Tegels
Maar ik kon toch
niet zeggen dat deze aannemer veel spectaculair werk had. Het was ook van
oorsprong een metsel en tegelbedrijf. Het waren trappenhuizen met veel
tegelwerk en badkamers of badcellen met, ja je raad het al, tegelwerk. Ik moest
dan de leuningen op de trappenhuizen weer monteren en in de badcellen wat
aftimmeringen en de deur herplaatsen. Er was warempel ook nog een particuliere
klant die ze mij toeschoven. Dat was op de Leeuwarderweg. Ik dacht nog: hé, een
stuk vloer vernieuwen en een nieuwe deur. Steeds meer kreeg ik kleine klusjes te verwerken. Die moest ik dan
met een bedrijfswagen afrijden. Ook werden in de auto’s allerlei apparaten
geïnstalleerd. Dan konden ze je op het kantoor helemaal volgen. Maar aan mij
hadden ze een verkeerde, ik zette alles af. ’s Middags als ik dan de wagen weer
terug bracht zei Ruud onze uitvoerder: ‘Hé Jan, je was weer niet te bereiken?’ ‘O
sjorry, zei ik dan, heb ik weer alles afgezet?’ Dat heeft gelukkig niet lang
geduurd.
Ontslag
Het bedrijf kreeg
betalingsmoeilijkheden. ‘Weet je wat, zei onze baas Jaap, we gooien al die
timmerlieden er uit. Dan zal het wel beter gaan?’ En zo gebeurde het. 5 tot 6
man gingen er tegelijk uit. Ik weet het nog goed. Ik was de eerste die op
kantoor moest komen want ik werkte er het kortste van alle timmerlieden. Met
een voorzichtig betoog gaf Jaap mij te verstaan dat ik niet meer nodig was.
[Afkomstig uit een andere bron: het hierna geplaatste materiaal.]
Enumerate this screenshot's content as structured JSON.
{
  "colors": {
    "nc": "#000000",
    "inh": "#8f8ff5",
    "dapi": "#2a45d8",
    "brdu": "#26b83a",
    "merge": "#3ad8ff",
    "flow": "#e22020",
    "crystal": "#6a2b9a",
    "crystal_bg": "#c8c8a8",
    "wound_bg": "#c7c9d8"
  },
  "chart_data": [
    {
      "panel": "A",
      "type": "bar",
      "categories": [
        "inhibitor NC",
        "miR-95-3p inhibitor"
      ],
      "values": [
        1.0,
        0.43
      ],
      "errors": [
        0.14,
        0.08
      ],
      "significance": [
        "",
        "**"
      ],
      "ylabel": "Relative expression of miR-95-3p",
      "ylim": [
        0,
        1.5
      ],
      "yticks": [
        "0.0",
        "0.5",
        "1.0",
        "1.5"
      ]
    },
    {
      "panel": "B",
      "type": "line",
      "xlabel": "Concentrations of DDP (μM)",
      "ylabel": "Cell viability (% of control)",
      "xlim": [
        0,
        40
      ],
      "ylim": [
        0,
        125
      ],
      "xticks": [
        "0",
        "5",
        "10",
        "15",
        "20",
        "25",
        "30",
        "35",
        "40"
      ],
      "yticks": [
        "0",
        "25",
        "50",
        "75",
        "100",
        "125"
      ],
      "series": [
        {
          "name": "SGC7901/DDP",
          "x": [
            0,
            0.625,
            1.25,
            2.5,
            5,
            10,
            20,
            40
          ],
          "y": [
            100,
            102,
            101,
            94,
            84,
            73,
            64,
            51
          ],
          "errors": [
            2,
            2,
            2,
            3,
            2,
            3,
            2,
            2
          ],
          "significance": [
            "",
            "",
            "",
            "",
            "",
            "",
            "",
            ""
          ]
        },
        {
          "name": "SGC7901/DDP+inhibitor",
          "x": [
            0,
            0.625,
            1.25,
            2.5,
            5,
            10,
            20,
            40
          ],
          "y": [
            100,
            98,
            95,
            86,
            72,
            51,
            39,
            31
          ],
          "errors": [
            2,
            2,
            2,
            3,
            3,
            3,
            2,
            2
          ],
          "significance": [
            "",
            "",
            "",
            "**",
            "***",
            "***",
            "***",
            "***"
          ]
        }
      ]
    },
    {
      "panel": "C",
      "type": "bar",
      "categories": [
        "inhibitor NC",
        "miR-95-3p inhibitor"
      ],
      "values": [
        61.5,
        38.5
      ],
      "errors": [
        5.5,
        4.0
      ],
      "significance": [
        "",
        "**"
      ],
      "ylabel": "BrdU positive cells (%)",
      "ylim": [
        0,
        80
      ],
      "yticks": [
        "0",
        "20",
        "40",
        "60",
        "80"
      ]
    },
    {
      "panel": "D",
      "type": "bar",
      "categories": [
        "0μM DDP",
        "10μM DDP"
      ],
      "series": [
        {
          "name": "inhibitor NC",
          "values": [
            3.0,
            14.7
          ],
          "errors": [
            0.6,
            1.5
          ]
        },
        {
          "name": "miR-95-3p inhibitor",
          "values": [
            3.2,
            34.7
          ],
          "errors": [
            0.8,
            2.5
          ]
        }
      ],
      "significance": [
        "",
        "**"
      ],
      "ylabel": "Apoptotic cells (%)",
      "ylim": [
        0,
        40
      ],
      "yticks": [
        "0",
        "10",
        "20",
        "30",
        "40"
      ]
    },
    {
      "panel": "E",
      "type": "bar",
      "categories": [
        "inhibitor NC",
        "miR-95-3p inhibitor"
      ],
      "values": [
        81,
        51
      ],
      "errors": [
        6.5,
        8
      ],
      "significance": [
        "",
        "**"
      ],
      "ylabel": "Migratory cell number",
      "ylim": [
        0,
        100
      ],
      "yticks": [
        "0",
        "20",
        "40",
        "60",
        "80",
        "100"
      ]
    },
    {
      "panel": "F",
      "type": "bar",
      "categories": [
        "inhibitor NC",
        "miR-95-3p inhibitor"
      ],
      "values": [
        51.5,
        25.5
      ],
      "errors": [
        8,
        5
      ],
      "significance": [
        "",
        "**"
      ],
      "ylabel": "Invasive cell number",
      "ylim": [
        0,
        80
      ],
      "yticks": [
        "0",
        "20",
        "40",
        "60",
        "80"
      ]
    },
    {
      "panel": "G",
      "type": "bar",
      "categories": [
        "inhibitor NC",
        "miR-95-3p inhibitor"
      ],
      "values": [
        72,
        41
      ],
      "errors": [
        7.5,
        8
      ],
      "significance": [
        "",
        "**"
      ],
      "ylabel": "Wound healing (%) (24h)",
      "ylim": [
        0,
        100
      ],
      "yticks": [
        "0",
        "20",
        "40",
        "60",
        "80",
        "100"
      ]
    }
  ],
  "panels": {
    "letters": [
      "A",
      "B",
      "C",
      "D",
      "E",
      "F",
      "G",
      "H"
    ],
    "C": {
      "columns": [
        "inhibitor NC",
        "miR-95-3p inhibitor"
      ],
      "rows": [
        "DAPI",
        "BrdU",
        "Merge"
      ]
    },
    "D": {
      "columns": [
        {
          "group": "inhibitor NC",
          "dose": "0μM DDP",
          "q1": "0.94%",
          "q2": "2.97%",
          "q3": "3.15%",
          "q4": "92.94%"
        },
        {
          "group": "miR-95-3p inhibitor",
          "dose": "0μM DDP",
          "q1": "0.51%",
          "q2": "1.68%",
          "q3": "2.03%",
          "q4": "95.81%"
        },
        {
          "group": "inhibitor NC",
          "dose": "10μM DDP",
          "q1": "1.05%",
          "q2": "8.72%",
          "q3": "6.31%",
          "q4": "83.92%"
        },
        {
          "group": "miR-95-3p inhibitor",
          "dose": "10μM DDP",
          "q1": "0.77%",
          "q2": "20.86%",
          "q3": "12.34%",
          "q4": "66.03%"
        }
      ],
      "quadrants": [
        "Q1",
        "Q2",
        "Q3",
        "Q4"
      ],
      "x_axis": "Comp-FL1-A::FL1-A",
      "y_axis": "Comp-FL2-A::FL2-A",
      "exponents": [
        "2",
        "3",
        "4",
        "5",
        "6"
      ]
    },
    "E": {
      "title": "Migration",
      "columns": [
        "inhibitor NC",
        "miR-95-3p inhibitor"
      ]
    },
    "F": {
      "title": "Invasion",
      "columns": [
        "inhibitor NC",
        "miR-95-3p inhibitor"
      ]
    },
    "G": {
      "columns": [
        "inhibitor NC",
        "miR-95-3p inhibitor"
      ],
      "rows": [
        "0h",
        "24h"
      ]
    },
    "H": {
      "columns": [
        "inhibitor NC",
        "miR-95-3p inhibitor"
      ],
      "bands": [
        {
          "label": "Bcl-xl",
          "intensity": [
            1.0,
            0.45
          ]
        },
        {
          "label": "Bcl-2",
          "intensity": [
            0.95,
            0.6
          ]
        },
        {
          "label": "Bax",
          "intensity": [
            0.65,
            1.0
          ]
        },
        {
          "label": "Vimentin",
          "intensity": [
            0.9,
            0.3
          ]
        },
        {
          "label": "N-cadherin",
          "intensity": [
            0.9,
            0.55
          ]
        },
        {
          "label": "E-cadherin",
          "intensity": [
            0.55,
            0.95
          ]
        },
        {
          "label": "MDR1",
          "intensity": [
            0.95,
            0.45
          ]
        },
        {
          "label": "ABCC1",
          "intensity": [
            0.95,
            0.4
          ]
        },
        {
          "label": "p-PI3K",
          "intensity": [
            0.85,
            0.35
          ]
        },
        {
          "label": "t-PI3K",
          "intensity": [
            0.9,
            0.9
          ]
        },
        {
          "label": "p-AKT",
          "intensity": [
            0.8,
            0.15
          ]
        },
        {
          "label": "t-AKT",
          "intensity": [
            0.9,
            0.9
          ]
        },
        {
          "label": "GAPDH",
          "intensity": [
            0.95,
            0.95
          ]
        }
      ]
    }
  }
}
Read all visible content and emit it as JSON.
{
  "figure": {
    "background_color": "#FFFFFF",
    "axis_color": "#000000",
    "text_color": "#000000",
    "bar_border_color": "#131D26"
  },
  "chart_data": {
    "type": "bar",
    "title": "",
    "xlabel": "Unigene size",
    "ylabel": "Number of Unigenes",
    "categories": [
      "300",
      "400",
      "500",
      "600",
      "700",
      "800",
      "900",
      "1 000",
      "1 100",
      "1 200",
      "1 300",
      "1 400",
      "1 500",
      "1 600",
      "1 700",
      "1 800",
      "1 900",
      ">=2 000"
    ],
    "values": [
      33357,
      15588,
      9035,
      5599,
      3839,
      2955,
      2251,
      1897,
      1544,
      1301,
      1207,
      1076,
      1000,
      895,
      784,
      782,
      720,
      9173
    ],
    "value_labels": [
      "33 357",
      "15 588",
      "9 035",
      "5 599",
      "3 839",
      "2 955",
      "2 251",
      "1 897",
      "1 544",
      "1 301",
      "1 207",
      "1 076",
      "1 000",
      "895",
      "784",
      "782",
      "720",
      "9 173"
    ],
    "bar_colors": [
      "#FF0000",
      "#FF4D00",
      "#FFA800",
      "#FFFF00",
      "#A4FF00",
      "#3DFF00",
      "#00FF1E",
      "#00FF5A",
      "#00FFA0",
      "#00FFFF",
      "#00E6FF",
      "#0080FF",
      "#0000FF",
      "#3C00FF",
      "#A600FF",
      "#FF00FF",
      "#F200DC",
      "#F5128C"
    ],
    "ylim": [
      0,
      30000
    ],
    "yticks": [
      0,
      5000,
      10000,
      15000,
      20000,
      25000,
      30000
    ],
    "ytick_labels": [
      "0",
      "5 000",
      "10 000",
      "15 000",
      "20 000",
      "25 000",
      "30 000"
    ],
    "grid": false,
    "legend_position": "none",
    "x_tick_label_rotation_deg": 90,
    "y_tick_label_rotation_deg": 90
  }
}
Jaap dacht misschien dat ik flauw zou vallen maar ik had al een vermoeden dus
ik vertrok geen spier. Het was trouwens ook niet de eerste keer. Ik vond het
best. Kon ik teminste solliciteren bij een échte aannemer. Nou, dat heb ik
geweten!
Solliciteren
Na ongeveer 5
maanden gesolliciteerd te hebben bij alle aannemers van Amsterdam en omgeving
was ik nog steeds werkloos. Ik bood mij in open sollicitaties aan in een korte
en bondige brief. Meestal volgde er een vriendelijke afwijzing en kwam ik onder
in een bureaula terecht. Enkele gesprekken heb ik toen gehad bij verschillende
bedrijven. Een aannemer kon me wel gebruiken, maar ik moest dan wel een derde
van mijn oorspronkelijke loon inleveren! Ik zeg: ‘Je denkt toch niet dat je een
schooljongen voor je hebt. Voor dat hongerloon van jullie krijg je niemand, wat
denk je wel!’ Ze keken nog écht verbaasd ook toen ik dat zei. Ik weg. Een
andere aannemer vroeg of ik al mijn diploma’s mee wou nemen. Dat vond ik
vreemd. Want wie vraagt een 54-jarige nou nog naar zijn diploma’s. Maar goed,
ik had ze natuurlijk wel bewaard. Daar ga je tenslotte niet de kachel mee
aanmaken? Toen ik daar kwam was er koffie en koek. Het gesprek ging de kant op
van ouwe jongens krentenbrood. Maar de diploma’s vond hij het mooist. ‘Wat een
curiositeiten’ zei hij. ‘Ja dat kan je wel zeggen, zei ik. Maar hoe zit het nou
met het werk?’ ‘Maandag hoor je het van me,’ zei het krentenbrood. Inderdaad
belde hij met de mededeling dat er twee zieken terug gekomen waren op het werk
en ik eigenlijk niet meer nodig was. Dat was het. Uiteindelijk werd ik
uitgenodigd voor een gesprek voor de commissie Bouwvakwerk op het
arbeidsbureau. Omdat ik al een wat oudere werknemer was wilden ze mij
persoonlijk begeleiden? Hier was het ook weer ouwe jongens krentenbrood. Het
waren drie aannemers waarvan ik er twee kon. Nog tijdens het gesprek kwam er
een werkgever op tafel. Dat is een betrouwbaar iemand werd er gezegd. Neem
contact met hem op en je zit gebeiteld. Ik liet het over me heen komen. Ik wist
echter niet dat het een ordinaire koppelbaas en professioneel wanbetaler
betrof. De commissie Bouwvakwerk, hé, trap er niet in!